Sixteen saints have taken to the skies from the spires of Paris' Notre Dame Cathedral.
The copper statues were removed from its roof by a 100-metre crane for restoration work, as part of a €6 million project to renovate the cathedral.
Some of the statues' heads were removed so that hooks could be attached to the inside of the statues, and will be brought down separately.
The public had a chance to see the saints up close on the ground before they are sent to a team of restorers in southwest France.
The statues will also be exhibited at Notre Dame this autumn before they are re-installed on the roof.
The three-metre-high statues, weighing approximately 150 kilograms, depict the Twelve Apostles and Four Evangelists. Sculpted by Eugene-Emmanuel Viollet-le-Duc, they have crowned the 12th-century cathedral since the 96-metre spire was erected in the middle of the 19th century.

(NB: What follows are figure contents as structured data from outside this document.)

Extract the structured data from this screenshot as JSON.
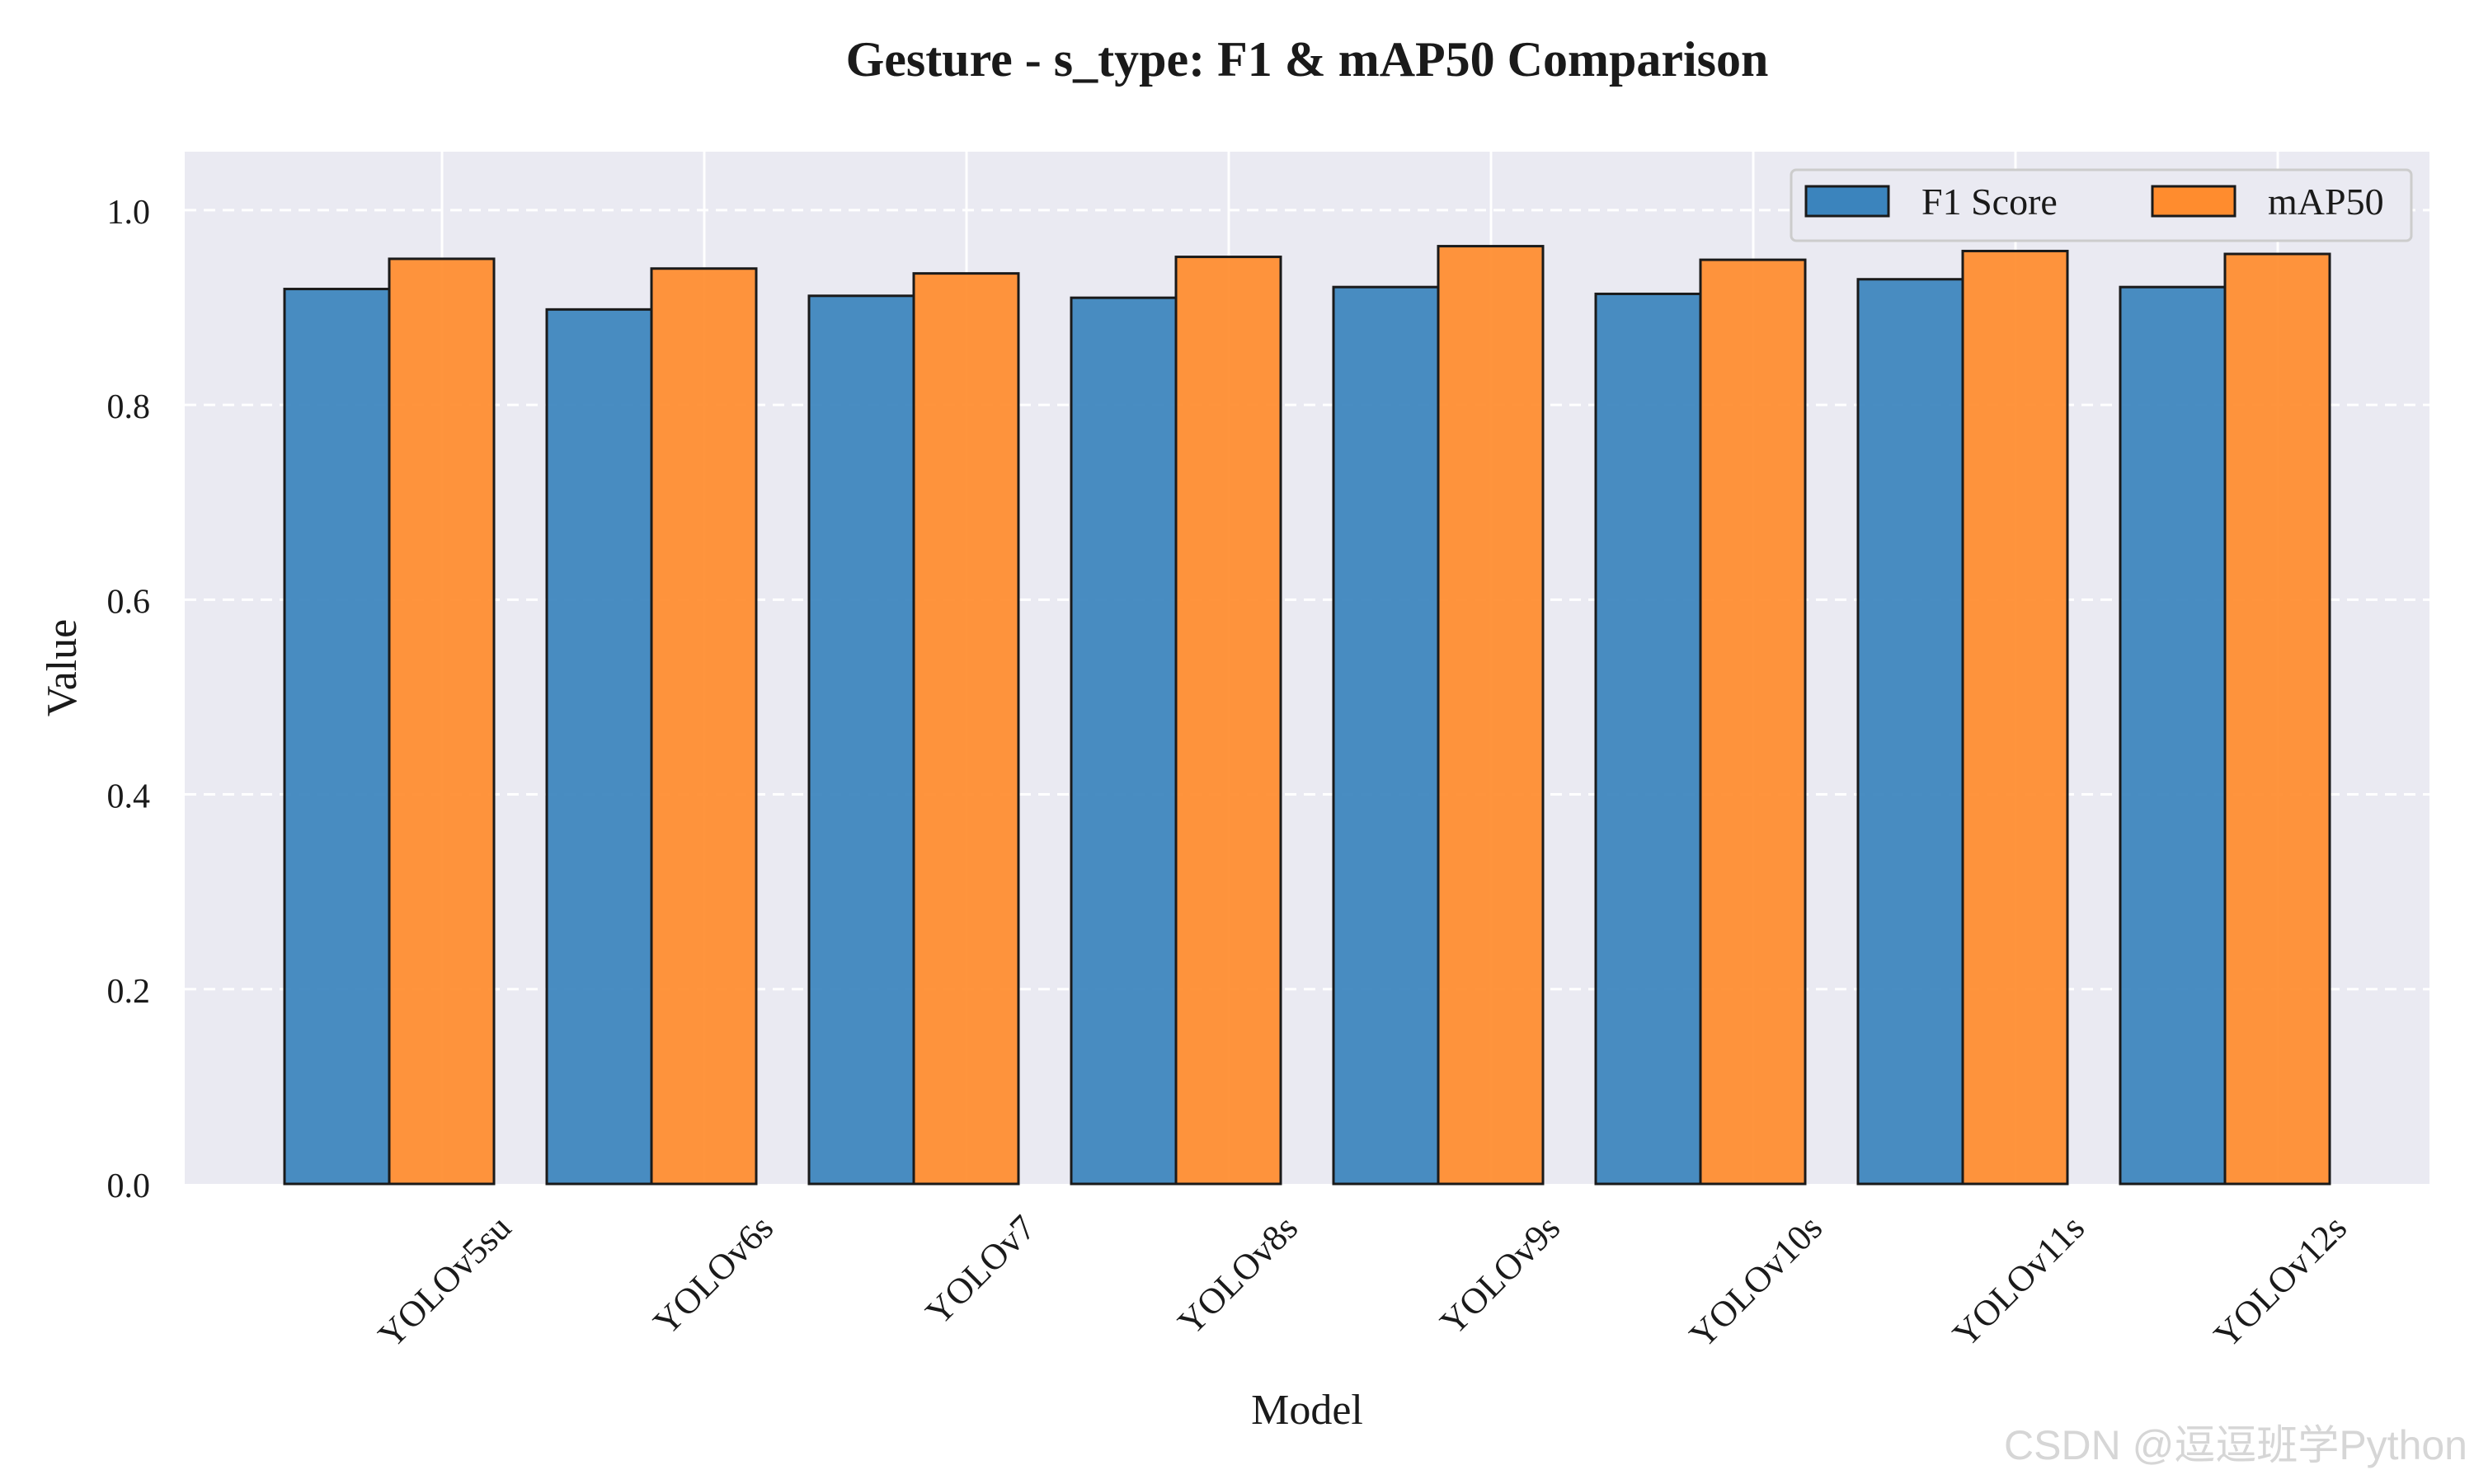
{
  "chart_data": {
    "type": "bar",
    "title": "Gesture - s_type: F1 & mAP50 Comparison",
    "xlabel": "Model",
    "ylabel": "Value",
    "ylim": [
      0,
      1.06
    ],
    "yticks": [
      "0.0",
      "0.2",
      "0.4",
      "0.6",
      "0.8",
      "1.0"
    ],
    "categories": [
      "YOLOv5su",
      "YOLOv6s",
      "YOLOv7",
      "YOLOv8s",
      "YOLOv9s",
      "YOLOv10s",
      "YOLOv11s",
      "YOLOv12s"
    ],
    "series": [
      {
        "name": "F1 Score",
        "color": "#3b84bd",
        "values": [
          0.919,
          0.898,
          0.912,
          0.91,
          0.921,
          0.914,
          0.929,
          0.921
        ]
      },
      {
        "name": "mAP50",
        "color": "#ff8c2e",
        "values": [
          0.95,
          0.94,
          0.935,
          0.952,
          0.963,
          0.949,
          0.958,
          0.955
        ]
      }
    ],
    "grid": true,
    "legend_position": "top-right",
    "plot_background": "#eaeaf2",
    "watermark": "CSDN @逗逗班学Python"
  }
}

This is the first time they have left their posts above the city since they were installed.
Philippe Villeneuve, the chief architect for French historical monuments, said: "Since 1871, we haven't done anything to the statues. And it's been 80 years since we've done anything to the spire. So, it's a 'double' building site because we will restore something that has never been restored since Viollet-le-Duc [put it there]."
Notre Dame, on the Île de la Cité in the centre of Paris, is one of the city's most famous symbols and welcomes 12 million worshippers and visitors a year.